# Ninian Park, End of an Era 09/09



## Urban-Warrior (Sep 8, 2009)

*Home To Cardiff City F.C. (1910-2009)

Full name: Ninian Park
Former names: Sloper Park
Opened 1910 - Closed 2009
Surface: Grass
Capacity 21,508
Record attendance 62,634​*
*A lil History...*
Ninian Park is named after Lt.-Col. Lord Ninian Edward Crichton-Stuart 

The stadium featured four stands: the Spar Family Stand (formerly known as the Canton End), the John Smith's Grange End (formerly known as the Grange End prior to being sponsored by John Smith's Brewery), the Popular Bank (commonly known as the "Bob Bank") and the Grandstand.

The last ever Cardiff City football match played at Ninian Park was a 3-0 defeat to Ipswich Town. {source wiki}

Many thanks to octavian security who allowed me & squidmato access to the pitch area and some of the stands 

Enjoy...


----------



## Urban-Warrior (Sep 8, 2009)




----------



## KrYptiX (Sep 8, 2009)

Shame to see it in such a state after a short period of time


----------



## Concentration F (Sep 9, 2009)

Urban-Warrior said:


> *Home To Cardiff City F.C. (1910-2009)
> 
> 
> Capacity 21,508
> Record attendance 62,634​*




Jeez, that must have been one crowded match!

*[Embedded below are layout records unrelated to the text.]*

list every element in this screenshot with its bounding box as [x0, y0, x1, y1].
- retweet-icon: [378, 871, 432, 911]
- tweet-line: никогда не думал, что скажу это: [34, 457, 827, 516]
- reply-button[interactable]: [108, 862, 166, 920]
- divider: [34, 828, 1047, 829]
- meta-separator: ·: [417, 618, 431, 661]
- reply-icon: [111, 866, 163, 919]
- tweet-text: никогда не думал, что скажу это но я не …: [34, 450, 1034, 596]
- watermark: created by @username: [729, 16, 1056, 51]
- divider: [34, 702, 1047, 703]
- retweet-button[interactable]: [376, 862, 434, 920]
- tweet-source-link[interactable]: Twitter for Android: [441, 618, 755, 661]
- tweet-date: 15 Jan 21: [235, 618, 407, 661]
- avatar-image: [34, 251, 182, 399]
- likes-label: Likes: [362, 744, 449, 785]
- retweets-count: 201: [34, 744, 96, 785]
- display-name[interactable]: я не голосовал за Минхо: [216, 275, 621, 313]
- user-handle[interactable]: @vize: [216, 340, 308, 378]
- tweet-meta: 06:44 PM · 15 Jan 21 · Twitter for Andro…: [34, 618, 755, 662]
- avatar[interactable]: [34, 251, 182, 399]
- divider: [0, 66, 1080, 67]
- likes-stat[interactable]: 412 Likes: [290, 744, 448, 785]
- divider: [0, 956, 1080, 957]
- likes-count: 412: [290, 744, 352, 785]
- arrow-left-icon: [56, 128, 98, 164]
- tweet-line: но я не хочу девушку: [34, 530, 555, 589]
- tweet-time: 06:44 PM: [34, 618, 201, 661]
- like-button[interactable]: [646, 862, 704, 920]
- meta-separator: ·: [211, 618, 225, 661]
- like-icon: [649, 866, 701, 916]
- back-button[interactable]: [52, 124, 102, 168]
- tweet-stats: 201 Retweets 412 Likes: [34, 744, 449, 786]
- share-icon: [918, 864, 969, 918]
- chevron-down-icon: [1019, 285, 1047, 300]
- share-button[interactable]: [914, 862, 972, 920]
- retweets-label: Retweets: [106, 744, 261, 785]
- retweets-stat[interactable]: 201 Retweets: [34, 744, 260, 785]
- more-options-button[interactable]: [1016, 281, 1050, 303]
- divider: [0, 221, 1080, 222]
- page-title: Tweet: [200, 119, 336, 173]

Good work on the explore though. I suspect the fans ripped it apart at the last match played there


----------



## steve_o (Sep 9, 2009)

Nice work! Is amazing how wreaked it looks, Even the brick? walls!, Are Cardiff now using the millenium Stadium for the grounds or getting new ones built? 
Do forgive if its comman football knowledge, but i really do hate the Game. Not the sport, just the way the game is, money etc. Im a rugby man, lol


----------



## cogito (Sep 9, 2009)

They've a new stadium now.


----------



## Urban-Warrior (Sep 10, 2009)

Concentration F said:


> Jeez, that must have been one crowded match!
> 
> Good work on the explore though. I suspect the fans ripped it apart at the last match played there



nah it was pretty much intact... well it was until the farewell party  ... i have a lot of memories from the match's i stewarded there was good to see it one last time


----------



## The_Revolution (Sep 14, 2009)

Concentration F said:


> I suspect the fans ripped it apart at the last match played there



Didn't get my chance to get a reply in before Urban-Warrior:

It's looks untouched; hardly changed 

Happy days... of coins and anything else being thrown at us away fans


----------



## orientfan16 (Sep 21, 2009)

I hate seeing photos like that of football stadiums, its such a shame that all the history gets smashed up like that.

Ninian Park was actually quite a large stadium, shame they didnt redevelop the stands instead.

I saw the photos of Arsenal Stadium after they moved, all the seats smashed and the stands being ripped apart.

Does anyone have any pictures of Wimbledon's Plough Lane stadium?


----------



## welshowen (Sep 25, 2009)

orientfan16 said:


> I hate seeing photos like that of football stadiums, its such a shame that all the history gets smashed up like that.
> 
> Ninian Park was actually quite a large stadium, shame they didnt redevelop the stands instead.
> 
> ...



Sad to see Ninian Park like this, but the new ground is great, and Ninian had just become too old. Still heartbreaking to it in it's present state, the sooner the knock it down the better.

You can look at Plough Lane here

Great photo's Urban-Warrior, Blooooobiiiirds!!


----------



## orientfan16 (Sep 25, 2009)

Thanks for the link.

Its a shame when old stadiums are replaced by ones down the road, but i guess it would have worked out cheaper for the club to build a new stadium then rebuild ninian.

Is ninian still there at the moment or have they started knocking it down?


----------



## welshowen (Sep 30, 2009)

orientfan16 said:


> Thanks for the link.
> 
> Its a shame when old stadiums are replaced by ones down the road, but i guess it would have worked out cheaper for the club to build a new stadium then rebuild ninian.
> 
> Is ninian still there at the moment or have they started knocking it down?



Still there at the moment, but looks like demolition has begun in earnest.


----------



## The_Revolution (Sep 30, 2009)

welshowen said:


> Still there at the moment, but looks like demolition has begun in earnest.



I was tempted to start on the new one after last night....


----------



## welshowen (Sep 30, 2009)

The_Revolution said:


> I was tempted to start on the new one after last night....



Were you there? To be totally honest, I didn't think we were 5 clear goals better than you, you caught us on a good night. Any other time, it could have been 6-1 to you.


----------